Anti-cancer potency of frankincense essential oil depends upon methods of distillation and chemical compositions of final products. In an ongoing phase II clinical trial, a chemical extract of Boswellia species gum resins is studied as an adjuvant agent in patients with high-grade gliomas with emphasis on boswellic acids[13]. Although boswellic acids have been considered as a major component in the gum resins of Boswellia species, responsible for frankincense extracts-mediated anti-tumour activity[19,20,21,22,23,24,25,26], we reported that compounds other than boswellic acids might be equally or more important in frankincense essential oil-modulated anti-cancer activity. With a complex chemical constituent in frankincense essential oil, many components may work synergistically to provide a potent anti-cancer activity. Although it might not be easy to isolate a group of compounds working synergistically, it is important to identify a signature compound(s) that assures consistent biological and anti-cancer activities in the future.

Vismodegib, the first oral treatment for BCC, was recently approved for the treatment of patients with locally advanced or metastatic BCC, whose cancer was refractory to standard treatments or who were not candidates for surgery or radiation. The most common adverse effects of vismodegib include mild-to-moderate hair loss, muscle cramps, taste disturbance and weight loss. The estimated cost of one month of treatment with vismodegib is 7,500 USD[10]. Our preliminary results showed that the abundance of high-molecular-weight compounds is positively correlated with frankincense essential oil-induced cytotoxicity in cultured human cancer cell lines (data not shown). More importantly, this formula has significantly reduced adverse effects, including light-headedness, gastrointestinal irritation, or diarrhoea after oral administration (data not shown). The formula that contains more abundant high-molecular-weight compounds might be useful for treating advanced or metastasised BCC through oral administration.
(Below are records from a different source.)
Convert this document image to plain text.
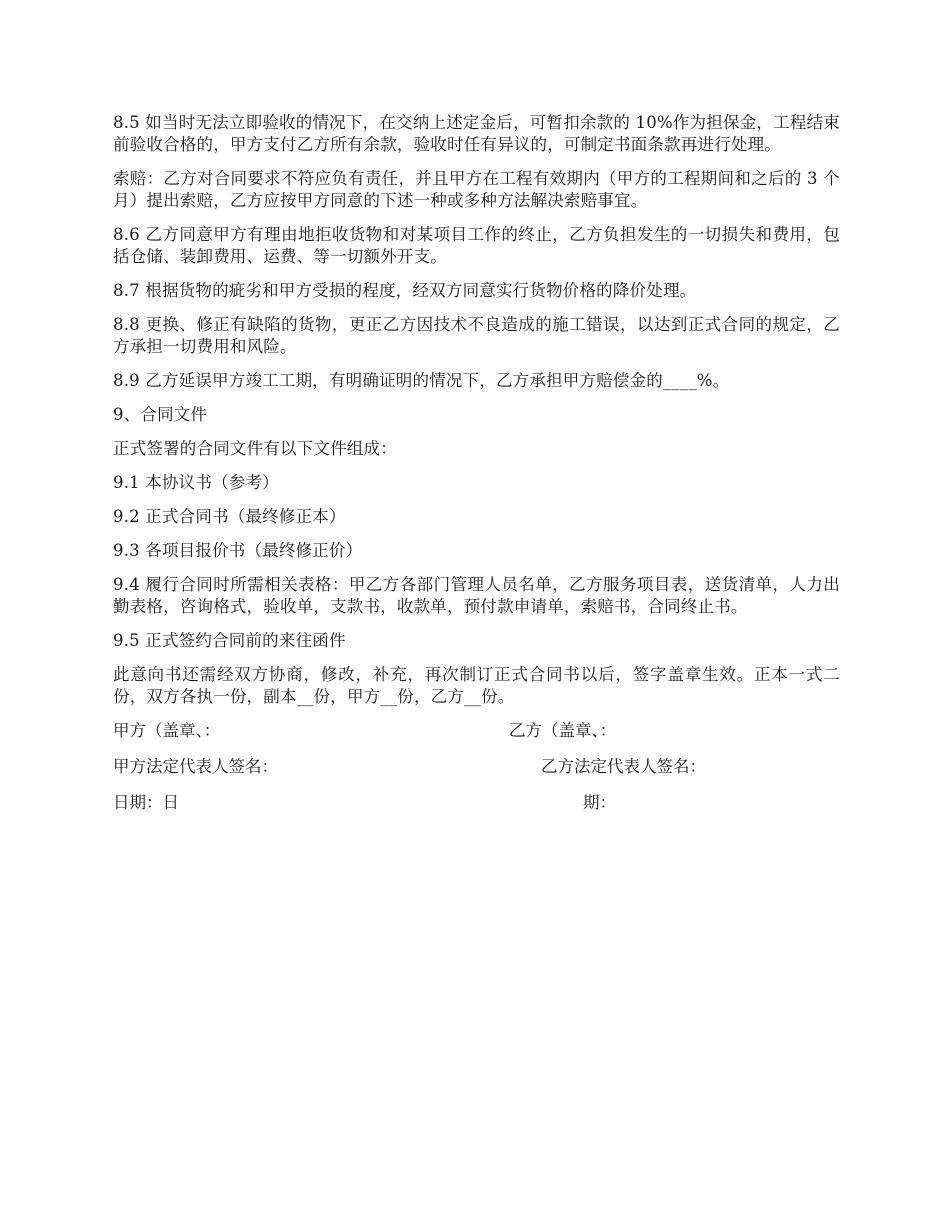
8.5 如当时无法立即验收的情况下，在交纳上述定金后，可暂扣余款的 10%作为担保金，工程结束前验收合格的，甲方支付乙方所有余款，验收时任有异议的，可制定书面条款再进行处理。

索赔：乙方对合同要求不符应负有责任，并且甲方在工程有效期内（甲方的工程期间和之后的 3 个月）提出索赔，乙方应按甲方同意的下述一种或多种方法解决索赔事宜。

8.6 乙方同意甲方有理由地拒收货物和对某项目工作的终止，乙方负担发生的一切损失和费用，包括仓储、装卸费用、运费、等一切额外开支。

8.7 根据货物的疵劣和甲方受损的程度，经双方同意实行货物价格的降价处理。

8.8 更换、修正有缺陷的货物，更正乙方因技术不良造成的施工错误，以达到正式合同的规定，乙方承担一切费用和风险。

8.9 乙方延误甲方竣工工期，有明确证明的情况下，乙方承担甲方赔偿金的____%。

9、合同文件

正式签署的合同文件有以下文件组成：

9.1 本协议书（参考）

9.2 正式合同书（最终修正本）

9.3 各项目报价书（最终修正价）

9.4 履行合同时所需相关表格：甲乙方各部门管理人员名单，乙方服务项目表，送货清单，人力出勤表格，咨询格式，验收单，支款书，收款单，预付款申请单，索赔书，合同终止书。

9.5 正式签约合同前的来往函件

此意向书还需经双方协商，修改，补充，再次制订正式合同书以后，签字盖章生效。正本一式二份，双方各执一份，副本__份，甲方__份，乙方__份。

甲方（盖章、：	乙方（盖章、：
甲方法定代表人签名：	乙方法定代表人签名：
日期：日	期：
Frankincense essential oil obtained from hydrodistillation of Boswellia species gum resins possesses anti-cancer properties by modulating multiple signalling pathways and activating caspase-dependent apoptosis in cancer cells. With more understanding of biological compounds and mechanistic actions, frankincense essential oil can be a safe and effective alternative therapeutic agent for treating BCC through topical administration.

Abbreviation list

BCC, basal-cell carcinoma.


Written informed consent was obtained from the patient for publication of this case report and accompanying images. A copy of the written consent is available for review by the Editor-in-Chief of this journal.

Authors Contribution

All authors contributed to the conception, design, and preparation of the manuscript, as well as read and approved the final manuscript.

Competing interests

CW and GY are affiliated with Young Living Essential Oils. The rest of the authors declared that they have no competing interests.

Conflict of Interests

None declared.


All authors abide by the Association for Medical Ethics (AME) ethical rules of disclosure.